Saturday, January 26, 2008

Some Water Issues

I will be going to the Philippines Tuesday as a short-term consultant with the World Bank! It will be my job to document some of what the World Bank is doing and how it impacts people on a local level, giving the issues a human voice and perspective. It should be very interesting, and I'm creating a new section of Defrosting Apathy to share it with you. In the meantime, I've been getting a lot of travel advice. The thing everyone seems to say is not to drink the water.

I even attended a meeting for travelers (my Austria trip looms as well), in which a local health official laughingly made reference to "Montezuma's Revenge."  I've since had a change to discuss it with the hosts of the meeting, who agreed that "ha ha ha, we can't drink their water because they're poor" was inappropriate.

At first "why not?" seemed like a stupid question.  Further, is there a "Washington's Revenge?" - Do people in other parts of the world have trouble drinking my water?  I also wondered, do locals drink the water? Do they suffer as a result, or have they built up an immunity to the bugs that live in it? Does it hold back the Global South?  Can something be done, like creating more infrastructure?

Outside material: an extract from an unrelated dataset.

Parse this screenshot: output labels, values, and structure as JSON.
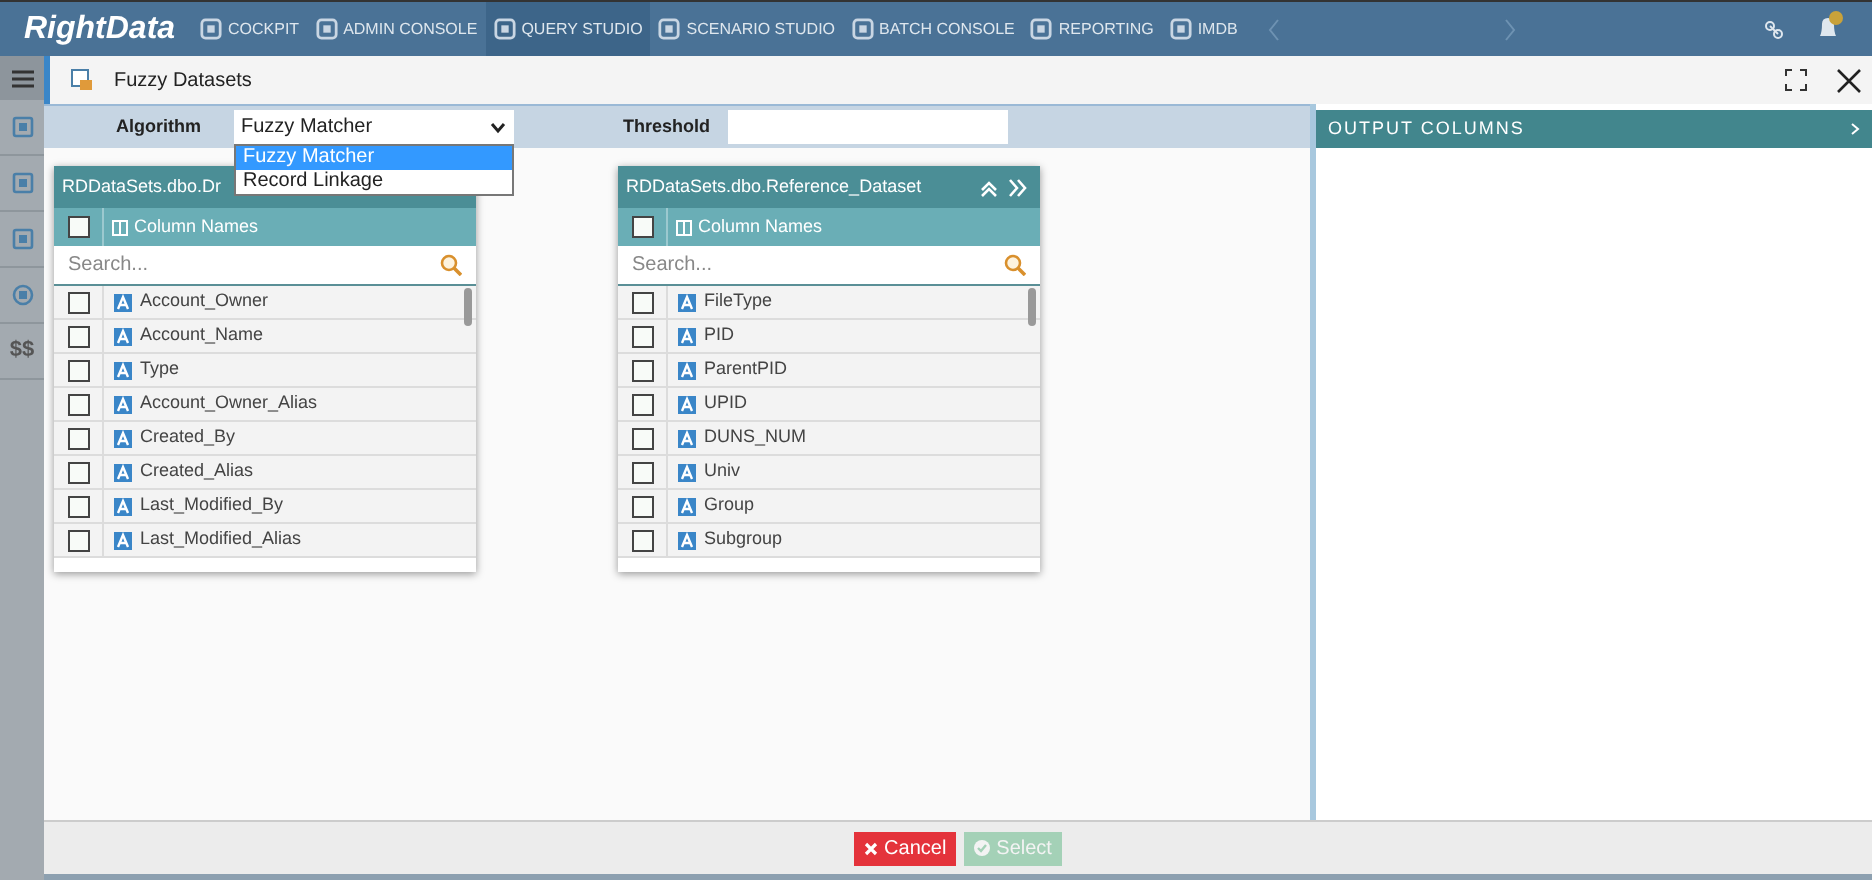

Up to Date Patient Information: General Travel Advice says travelers can get infectious diarrhea (traveler's diarrhea), hepatitas A, and trichnellosis. They also say don't drink, make ice cubes with, or brush the teeth with local water. Drink boiled tap water. Don't eat unpeeled fruit or raw vegetables. I knew most of this -Thomas Mann's character Aschenbach died as a result of eating the strawberries that represented the lure of the Global South.

The Center for Disease Control discusses the science behind traveler's diarrhea, and the implication is that the traveler should be wary, but not the local. They also include an unsurprising map:
Focusing on travel diarrhea implies that its a travel issue, that in fact locals are able to adapt to non-potable water.  However, UN Millennium Development Goal #7, ensure environmental sustainability, includes a stated goal to reduce by half the number of people living without sustainable access to clean drinking water.  

The World Health Organization notes some interesting H2O statistics in a fact file:

- 4 in 10 people globally live without access to clean drinking water.  This is "getting worse because of population growth,  urbanization and an increase in domestic and industrial use."
-By 2025, 2 billion people will live with a water shortage. 
- The WHO recommends a level of 500 cubic metres of water per person per year, for healthy and hygienic living.
- Water scarcity means people rely on unsafe sources of drinking water.
- "Poor water quality can increase the risk of diarrhoeal diseases including cholera, thyphoid fever, salmonellosis, other gastrointestinal viruses, and dysentery.  Water scarcity may also lead to diseases such as trachnoma, plague and typhus.  Trachnoma, for example, is strongly related to a lack of water for regular face washing."
- "Water scarcity encourages people to store water in their homes.  This can increase the risk of household water contamination and provide breeding grounds for mosquitoes - which are vectors for dengue, dengue haemorrhagic fever, and malaria and other diseases."
- Good water management reduces breeding sites for disease vectors, reducing disease.

So to answer some of my earlier questions, no, I can't drink the water there.  People who come to the US don't face issues with our water, despite what the government of San Jose is having difficulty realizing.  Locals really shouldn't drink the water there either, but they have to.   There is no immunity, it does hold back the Global South, and something can be done.  However, there is not enough water to go around, so it will become increasingly difficult to keep what we do have clean.  

The answers raise an important new question: how do you live and care for your family without clean drinking water?